When you thumb through this issue of Cotton Farming, you will notice a definite Texas theme in the stories – and there is a reason for that. Our staff is preparing to travel to Lubbock next month for the annual meetings of the Texas Cotton Ginners’ Association (TCGA) and Plains Cotton Growers (PCG). This is easily one of the highlights of the year. It’s a time to reconnect with Texas friends and continue the successful co-sponsorship of the TCGA Cotton Trade Show.
Even with low cotton prices this year, Texas producers and ginners remain steadfast in their quest to deliver a quality crop in 2015. It won’t be easy, but this is an innovative group. Producers will undoubtedly try to be efficient in all phases of their farming practices – particularly for input costs. Meanwhile, ginners will maintain their equipment and be diligent as they invest in new technology.
To gain a better perspective on how TCGA and PCG are approaching this year, we thought it would be informative to interview the presidents of each organization. In this article, you will find a candid conversation with Buzz Cooper (TCGA president) and Shawn Holladay (PCG president). Their comments reflect a no-nonsense assessment of the many challenges that Texas producers and ginners face. And yet there also is a resolve typical of anybody connected to the state’s cotton industry.

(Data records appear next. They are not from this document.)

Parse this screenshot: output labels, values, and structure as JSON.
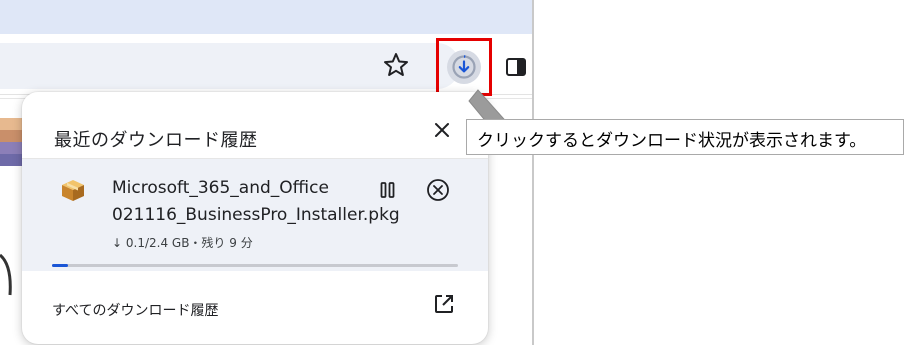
{
  "popup": {
    "title": "最近のダウンロード履歴",
    "close_icon": "close-icon",
    "item": {
      "icon": "package-icon",
      "filename_line1": "Microsoft_365_and_Office",
      "filename_line2": "021116_BusinessPro_Installer.pkg",
      "progress_text": "↓ 0.1/2.4 GB・残り 9 分",
      "progress_fraction": 0.04,
      "pause_icon": "pause-icon",
      "cancel_icon": "cancel-icon"
    },
    "all_history_label": "すべてのダウンロード履歴",
    "open_external_icon": "open-external-icon"
  },
  "toolbar": {
    "star_icon": "star-icon",
    "download_icon": "download-icon",
    "side_panel_icon": "side-panel-icon"
  },
  "callout": {
    "text": "クリックするとダウンロード状況が表示されます。"
  },
  "colors": {
    "highlight": "#e50000",
    "progress": "#1a56d6",
    "download_button_bg": "#d6dae3",
    "address_bar_bg": "#eef1f7",
    "item_bg": "#eef1f7"
  }
}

Yes, the price situation isn’t encouraging. So how do you deal with it? You shoot for the highest possible yields and take advantage of positive soil moisture levels. No, the drought hasn’t ended in Texas, but conditions are drastically improved compared to recent years.
In their interview, Cooper and Holladay also talk about the importance of TCGA and PCG members continuing their support of these respective organizations. At a time when everyone in the cotton industry is learning how the new farm law works, it pays to have these groups doing their part to help in the education process.
Is it possible that Texas could deliver a seven or eight million-bale crop this year? It is an ambitious target in light of reduced cotton acres. But don’t be surprised if the state defies the odds and finds a way to overcome these numerous obstacles.
We expect to hear this kind of talk when visitors walk around the TCGA trade show at the Lubbock Civic Center. Through the years, Texans have always exuded contagious enthusiasm for cotton – even in the face of adversity. It figures to be that way again this time.